Will has noticed a shift in the last 12 months towards deep learning and representation learning. He described these practices as the creation of algorithms that let the computer understand more of the algorithm and develop its own learning without the need for constant human input and refinement. Using the example of a stump on stage, he pointed out that with machine learning a human teaches the computer what the features of the stump are, but in deep learning the computer get thousands of pictures of stumps and finds the commonalities to create the features. He then went on to talk about how deep learning could allow computers to understand the difference between a stump and a table once a picture of a stump with a cup on it was used as an input.
Will gave a real example of deep learning from Kaggle where there was a contest held by Microsoft. The challenge was to correctly identify whether the picture was of a cat or a dog from a set of 15,000 pictures of cats and 15,000 pictures of dogs of varying breeds that Microsoft had picked out. Within 1 week someone had 99% accuracy using a deep -earning library and in time got closer to 100% accuracy.
Scott talked about the balance of human input in the analysis process. He mentioned a project he worked on where they analyzed conversations happening on Disqus around the topic of texting and driving. When they dug into the content, they found conversations originally about texting and driving had shifted to topics such as drunk driving, teens driving, fake IDs, buses, bikes and other topics. With human input he said that natural language processing and learn more about human meaning from text and result in significant improvements in algorithms.
He also talked about the need for scientific literacy to help other people better understand what data science is and what is happening in the analysis. According to Scott, some data scientists like to just show results and let people think that they worked some kind of magic but he would prefer that they show their work and explain how they got the result to foster better understanding of the analysis and the profession.

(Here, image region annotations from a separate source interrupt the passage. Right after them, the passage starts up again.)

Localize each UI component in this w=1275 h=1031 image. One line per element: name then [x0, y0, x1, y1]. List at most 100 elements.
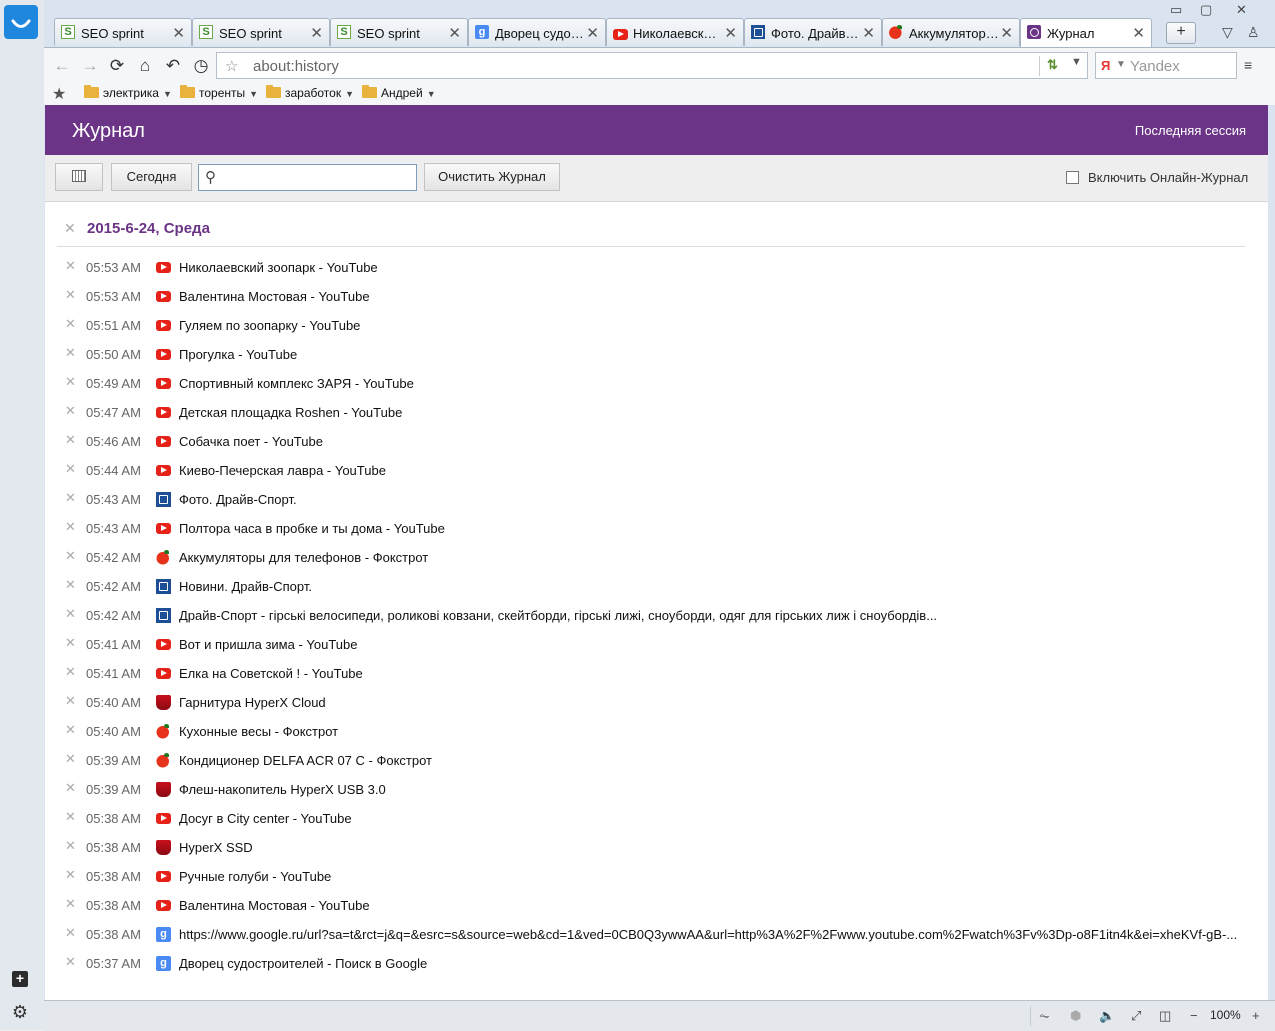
- chevron-down-icon[interactable]: ▼: [1116, 59, 1126, 70]
- split-view-icon[interactable]: ◫: [1159, 1008, 1171, 1024]
- close-window-button[interactable]: ✕: [1236, 2, 1247, 18]
- remove-entry-icon[interactable]: ✕: [65, 461, 76, 477]
- forward-icon[interactable]: →: [80, 56, 100, 76]
- url-text[interactable]: about:history: [253, 58, 339, 75]
- remove-entry-icon[interactable]: ✕: [65, 867, 76, 883]
- bookmark-folder[interactable]: электрика ▼: [84, 85, 172, 100]
- tab[interactable]: Аккумулятор… ✕: [882, 18, 1020, 46]
- tab[interactable]: Фото. Драйв-… ✕: [744, 18, 882, 46]
- tab[interactable]: S SEO sprint ✕: [192, 18, 330, 46]
- remove-entry-icon[interactable]: ✕: [65, 374, 76, 390]
- entry-title-link[interactable]: Аккумуляторы для телефонов - Фокстрот: [179, 550, 428, 565]
- entry-title-link[interactable]: Прогулка - YouTube: [179, 347, 297, 362]
- tab[interactable]: g Дворец судост…✕: [468, 18, 606, 46]
- speed-dial-icon[interactable]: ⇅: [1047, 57, 1058, 73]
- tab[interactable]: Журнал ✕: [1020, 18, 1152, 47]
- close-tab-icon[interactable]: ✕: [724, 24, 737, 42]
- home-icon[interactable]: ⌂: [135, 56, 155, 76]
- entry-title-link[interactable]: Досуг в City center - YouTube: [179, 811, 352, 826]
- entry-title-link[interactable]: Елка на Советской ! - YouTube: [179, 666, 363, 681]
- bookmark-folder[interactable]: заработок ▼: [266, 85, 354, 100]
- entry-title-link[interactable]: Валентина Мостовая - YouTube: [179, 289, 370, 304]
- zoom-level[interactable]: 100%: [1210, 1008, 1241, 1022]
- minimize-button[interactable]: ▭: [1170, 2, 1182, 18]
- close-tab-icon[interactable]: ✕: [1000, 24, 1013, 42]
- calendar-button[interactable]: [55, 163, 103, 191]
- entry-title-link[interactable]: https://www.google.ru/url?sa=t&rct=j&q=&…: [179, 927, 1237, 942]
- online-history-label[interactable]: Включить Онлайн-Журнал: [1088, 170, 1248, 185]
- page-speed-icon[interactable]: ⏦: [1039, 1008, 1050, 1024]
- add-panel-icon[interactable]: +: [12, 971, 28, 987]
- entry-title-link[interactable]: Фото. Драйв-Спорт.: [179, 492, 297, 507]
- entry-title-link[interactable]: HyperX SSD: [179, 840, 253, 855]
- entry-title-link[interactable]: Вот и пришла зима - YouTube: [179, 637, 357, 652]
- bookmark-folder[interactable]: торенты ▼: [180, 85, 258, 100]
- remove-entry-icon[interactable]: ✕: [65, 548, 76, 564]
- remove-entry-icon[interactable]: ✕: [65, 664, 76, 680]
- chevron-down-icon[interactable]: ▼: [1071, 56, 1082, 68]
- entry-title-link[interactable]: Кондиционер DELFA ACR 07 C - Фокстрот: [179, 753, 432, 768]
- maximize-button[interactable]: ▢: [1200, 2, 1212, 18]
- entry-title-link[interactable]: Киево-Печерская лавра - YouTube: [179, 463, 386, 478]
- entry-title-link[interactable]: Кухонные весы - Фокстрот: [179, 724, 338, 739]
- close-tab-icon[interactable]: ✕: [172, 24, 185, 42]
- bookmark-star-icon[interactable]: ☆: [225, 57, 238, 75]
- close-tab-icon[interactable]: ✕: [862, 24, 875, 42]
- close-tab-icon[interactable]: ✕: [310, 24, 323, 42]
- entry-title-link[interactable]: Гуляем по зоопарку - YouTube: [179, 318, 360, 333]
- back-icon[interactable]: ←: [52, 56, 72, 76]
- remove-entry-icon[interactable]: ✕: [65, 635, 76, 651]
- tab[interactable]: S SEO sprint ✕: [54, 18, 192, 46]
- volume-icon[interactable]: 🔈: [1099, 1008, 1115, 1024]
- history-icon[interactable]: ◷: [191, 56, 211, 76]
- tab[interactable]: Николаевск… ✕: [606, 18, 744, 46]
- remove-date-icon[interactable]: ✕: [64, 220, 76, 237]
- entry-title-link[interactable]: Полтора часа в пробке и ты дома - YouTub…: [179, 521, 445, 536]
- today-button[interactable]: Сегодня: [111, 163, 192, 191]
- last-session-link[interactable]: Последняя сессия: [1135, 123, 1246, 138]
- close-tab-icon[interactable]: ✕: [1132, 24, 1145, 42]
- remove-entry-icon[interactable]: ✕: [65, 780, 76, 796]
- remove-entry-icon[interactable]: ✕: [65, 490, 76, 506]
- entry-title-link[interactable]: Валентина Мостовая - YouTube: [179, 898, 370, 913]
- clear-history-button[interactable]: Очистить Журнал: [424, 163, 560, 191]
- undo-close-icon[interactable]: ↶: [163, 56, 183, 76]
- new-tab-button[interactable]: +: [1166, 22, 1196, 44]
- remove-entry-icon[interactable]: ✕: [65, 722, 76, 738]
- close-tab-icon[interactable]: ✕: [586, 24, 599, 42]
- bookmark-folder[interactable]: Андрей ▼: [362, 85, 436, 100]
- entry-title-link[interactable]: Флеш-накопитель HyperX USB 3.0: [179, 782, 386, 797]
- history-search-input[interactable]: [225, 168, 414, 189]
- close-tab-icon[interactable]: ✕: [448, 24, 461, 42]
- entry-title-link[interactable]: Новини. Драйв-Спорт.: [179, 579, 312, 594]
- remove-entry-icon[interactable]: ✕: [65, 432, 76, 448]
- entry-title-link[interactable]: Гарнитура HyperX Cloud: [179, 695, 326, 710]
- shirt-icon[interactable]: ♙: [1247, 24, 1260, 41]
- gear-icon[interactable]: ⚙: [10, 1002, 30, 1022]
- search-engine-placeholder[interactable]: Yandex: [1130, 58, 1180, 75]
- menu-icon[interactable]: ≡: [1244, 57, 1252, 73]
- adblock-icon[interactable]: ⬢: [1070, 1008, 1081, 1024]
- remove-entry-icon[interactable]: ✕: [65, 838, 76, 854]
- online-history-checkbox[interactable]: [1066, 171, 1079, 184]
- zoom-in-button[interactable]: +: [1252, 1008, 1260, 1023]
- remove-entry-icon[interactable]: ✕: [65, 345, 76, 361]
- remove-entry-icon[interactable]: ✕: [65, 954, 76, 970]
- download-icon[interactable]: ▽: [1222, 24, 1233, 41]
- tab[interactable]: S SEO sprint ✕: [330, 18, 468, 46]
- entry-title-link[interactable]: Николаевский зоопарк - YouTube: [179, 260, 378, 275]
- bookmarks-star-icon[interactable]: ★: [52, 84, 66, 104]
- entry-title-link[interactable]: Ручные голуби - YouTube: [179, 869, 331, 884]
- remove-entry-icon[interactable]: ✕: [65, 316, 76, 332]
- remove-entry-icon[interactable]: ✕: [65, 577, 76, 593]
- remove-entry-icon[interactable]: ✕: [65, 751, 76, 767]
- remove-entry-icon[interactable]: ✕: [65, 925, 76, 941]
- remove-entry-icon[interactable]: ✕: [65, 693, 76, 709]
- zoom-out-button[interactable]: −: [1190, 1008, 1198, 1023]
- remove-entry-icon[interactable]: ✕: [65, 287, 76, 303]
- address-bar[interactable]: ☆ about:history ⇅ ▼: [216, 52, 1088, 79]
- entry-title-link[interactable]: Спортивный комплекс ЗАРЯ - YouTube: [179, 376, 414, 391]
- browser-logo-icon[interactable]: [4, 5, 38, 39]
- reload-icon[interactable]: ⟳: [107, 56, 127, 76]
- entry-title-link[interactable]: Собачка поет - YouTube: [179, 434, 323, 449]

Will agreed that there needs to be more explanation of what is being done, mentioning that there is a lot of smoke and mirrors around what data science is and what it can be used for. He mentioned that there is still great difficulty in finding the signal from a single Tweet in real-time that could change the world. But because of the way data scientists have gone back and looked at a Tweet that did change the world, people think that it is possible.
Conversations from the panel also covered the topic of the term “Big Data.” Will said that very few people are actually doing big data, mentioning companies like Twitter, Google, and “other web-scale companies.” He went on to say that big data was really more about the model than the amount of data, and defined it by the ability to create a model that got better as more data is inputted. Scott brought up how the term is poorly defined and while some people like to believe it is about the amount of data being consumed, he agreed with Will that it is about the model and added that big really applies to complexity rather than the amount of data.

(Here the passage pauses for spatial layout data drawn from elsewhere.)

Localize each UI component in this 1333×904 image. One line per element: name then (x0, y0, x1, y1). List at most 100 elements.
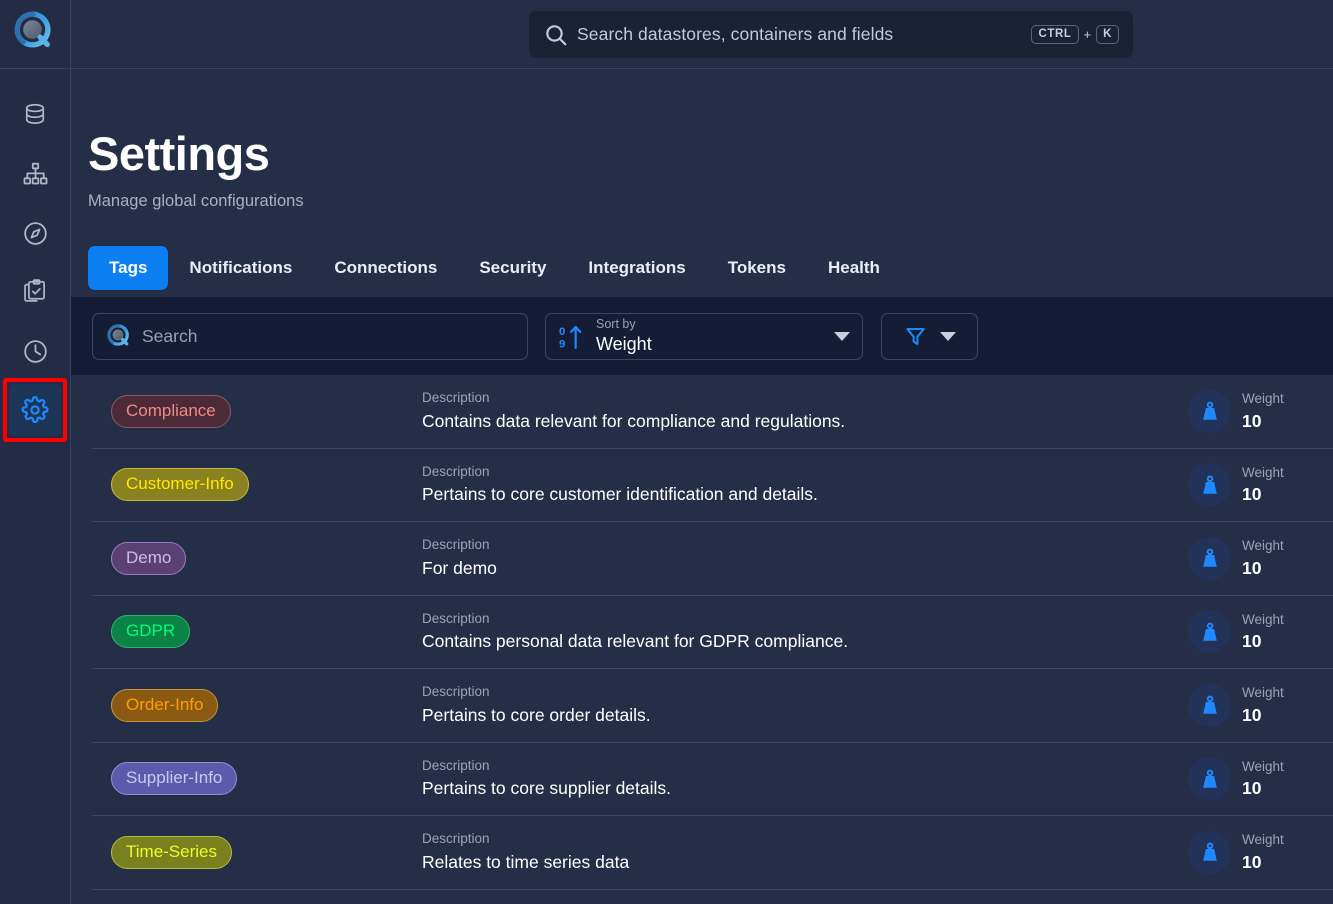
status-badge[interactable]: Demo (111, 541, 187, 575)
tab-notifications[interactable]: Notifications (168, 246, 313, 290)
weight-cell: Weight 10 (1188, 463, 1333, 507)
sidebar-item-datastores[interactable] (9, 89, 61, 141)
weight-label: Weight (1242, 464, 1284, 480)
shortcut-ctrl-key: CTRL (1031, 24, 1079, 45)
app-logo[interactable] (0, 0, 71, 69)
table-row[interactable]: GDPR Description Contains personal data … (92, 596, 1333, 669)
database-icon (22, 102, 48, 128)
search-icon (107, 324, 132, 349)
table-row[interactable]: Supplier-Info Description Pertains to co… (92, 743, 1333, 816)
chevron-down-icon (939, 332, 956, 341)
sort-by-dropdown[interactable]: 0 9 Sort by Weight (545, 313, 863, 360)
weight-cell: Weight 10 (1188, 757, 1333, 801)
weight-icon (1188, 389, 1231, 433)
description-cell: Description For demo (422, 535, 1188, 581)
description-cell: Description Pertains to core order detai… (422, 682, 1188, 728)
description-cell: Description Contains data relevant for c… (422, 388, 1188, 434)
description-label: Description (422, 463, 490, 479)
description-value: Pertains to core order details. (422, 704, 651, 725)
weight-value: 10 (1242, 410, 1262, 431)
settings-tabs: Tags Notifications Connections Security … (88, 246, 901, 290)
page-content: Settings Manage global configurations Ta… (71, 69, 1333, 904)
gear-icon (21, 396, 49, 424)
global-search-input[interactable]: Search datastores, containers and fields… (529, 11, 1133, 58)
status-badge[interactable]: Compliance (111, 394, 231, 428)
table-row[interactable]: Customer-Info Description Pertains to co… (92, 449, 1333, 522)
table-row[interactable]: Demo Description For demo Weight 10 (92, 522, 1333, 596)
global-search-placeholder: Search datastores, containers and fields (577, 24, 894, 44)
description-label: Description (422, 390, 490, 406)
status-badge[interactable]: Order-Info (111, 688, 219, 722)
status-badge[interactable]: Time-Series (111, 835, 232, 869)
weight-label: Weight (1242, 758, 1284, 774)
weight-icon (1188, 610, 1231, 654)
sort-by-value: Weight (596, 334, 652, 355)
tab-tokens[interactable]: Tokens (707, 246, 807, 290)
search-input[interactable]: Search (92, 313, 528, 360)
weight-icon (1188, 830, 1231, 874)
status-badge[interactable]: Customer-Info (111, 468, 249, 502)
table-row[interactable]: Time-Series Description Relates to time … (92, 816, 1333, 890)
description-value: Contains personal data relevant for GDPR… (422, 631, 849, 652)
weight-label: Weight (1242, 832, 1284, 848)
sort-by-label: Sort by (596, 317, 636, 332)
status-badge[interactable]: Supplier-Info (111, 762, 238, 796)
weight-value: 10 (1242, 851, 1262, 872)
page-subtitle: Manage global configurations (88, 192, 304, 210)
tab-security[interactable]: Security (458, 246, 567, 290)
sidebar-nav (3, 82, 67, 442)
sidebar-item-assessments[interactable] (9, 266, 61, 318)
clipboard-check-icon (22, 279, 48, 305)
tags-toolbar: Search 0 9 Sort by Weight (71, 297, 1333, 375)
sidebar-item-history[interactable] (9, 325, 61, 377)
weight-value: 10 (1242, 484, 1262, 505)
tag-cell: Order-Info (92, 688, 422, 722)
compass-icon (22, 220, 49, 247)
description-label: Description (422, 537, 490, 553)
description-value: Relates to time series data (422, 851, 630, 872)
sidebar-item-hierarchy[interactable] (9, 148, 61, 200)
shortcut-k-key: K (1096, 24, 1119, 45)
sidebar (0, 0, 71, 904)
filter-button[interactable] (881, 313, 978, 360)
weight-cell: Weight 10 (1188, 830, 1333, 874)
weight-value: 10 (1242, 778, 1262, 799)
clock-icon (22, 338, 49, 365)
sidebar-item-settings[interactable] (3, 378, 67, 442)
description-label: Description (422, 831, 490, 847)
description-cell: Description Contains personal data relev… (422, 609, 1188, 655)
sort-numeric-ascending-icon: 0 9 (558, 323, 585, 350)
description-label: Description (422, 757, 490, 773)
description-label: Description (422, 684, 490, 700)
weight-icon (1188, 683, 1231, 727)
tag-list: Compliance Description Contains data rel… (92, 375, 1333, 890)
weight-label: Weight (1242, 391, 1284, 407)
weight-label: Weight (1242, 538, 1284, 554)
tab-health[interactable]: Health (807, 246, 901, 290)
table-row[interactable]: Compliance Description Contains data rel… (92, 375, 1333, 449)
weight-icon (1188, 536, 1231, 580)
sidebar-item-explore[interactable] (9, 207, 61, 259)
weight-icon (1188, 463, 1231, 507)
tag-cell: Supplier-Info (92, 762, 422, 796)
svg-text:0: 0 (559, 326, 565, 338)
description-cell: Description Pertains to core supplier de… (422, 756, 1188, 802)
description-label: Description (422, 610, 490, 626)
description-cell: Description Relates to time series data (422, 829, 1188, 875)
tag-cell: GDPR (92, 615, 422, 649)
tab-tags[interactable]: Tags (88, 246, 169, 290)
tag-cell: Customer-Info (92, 468, 422, 502)
weight-cell: Weight 10 (1188, 683, 1333, 727)
svg-text:9: 9 (559, 338, 565, 350)
weight-value: 10 (1242, 557, 1262, 578)
status-badge[interactable]: GDPR (111, 615, 191, 649)
table-row[interactable]: Order-Info Description Pertains to core … (92, 669, 1333, 743)
page-title: Settings (88, 127, 270, 180)
tab-connections[interactable]: Connections (313, 246, 458, 290)
weight-value: 10 (1242, 704, 1262, 725)
funnel-icon (904, 325, 927, 348)
search-icon (543, 22, 569, 48)
sitemap-icon (22, 161, 49, 188)
tag-cell: Time-Series (92, 835, 422, 869)
tab-integrations[interactable]: Integrations (567, 246, 706, 290)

This lead into a discussion on how to solve problems with data science. Will started by saying that at Kaggle they want to make sure that a person coming to them thinks about the problem they want to solve, whether it is a solvable problem, and whether they have the data to solve it. Only with those items can the challenge be put out to the crowd to try and use data science to solve a problem.
Scott talked about cycle times on projects and how to iterate in data science to get projects accomplished. He said it usually takes around 10-15 cycle times of asking the questions, getting the data, putting it out to a larger group of stakeholders, trying to find the answer, and the iterating on those steps to finish a project.
The session wrapped with a conversation of experimentation and productization. Both speakers agreed that the role of the data scientist within the organization is to answer a business question and to productize their process, even if only for the internal customer. Because of this experimentation happens within an existing business priority as opposed to the data scientist selecting experiments to run at random.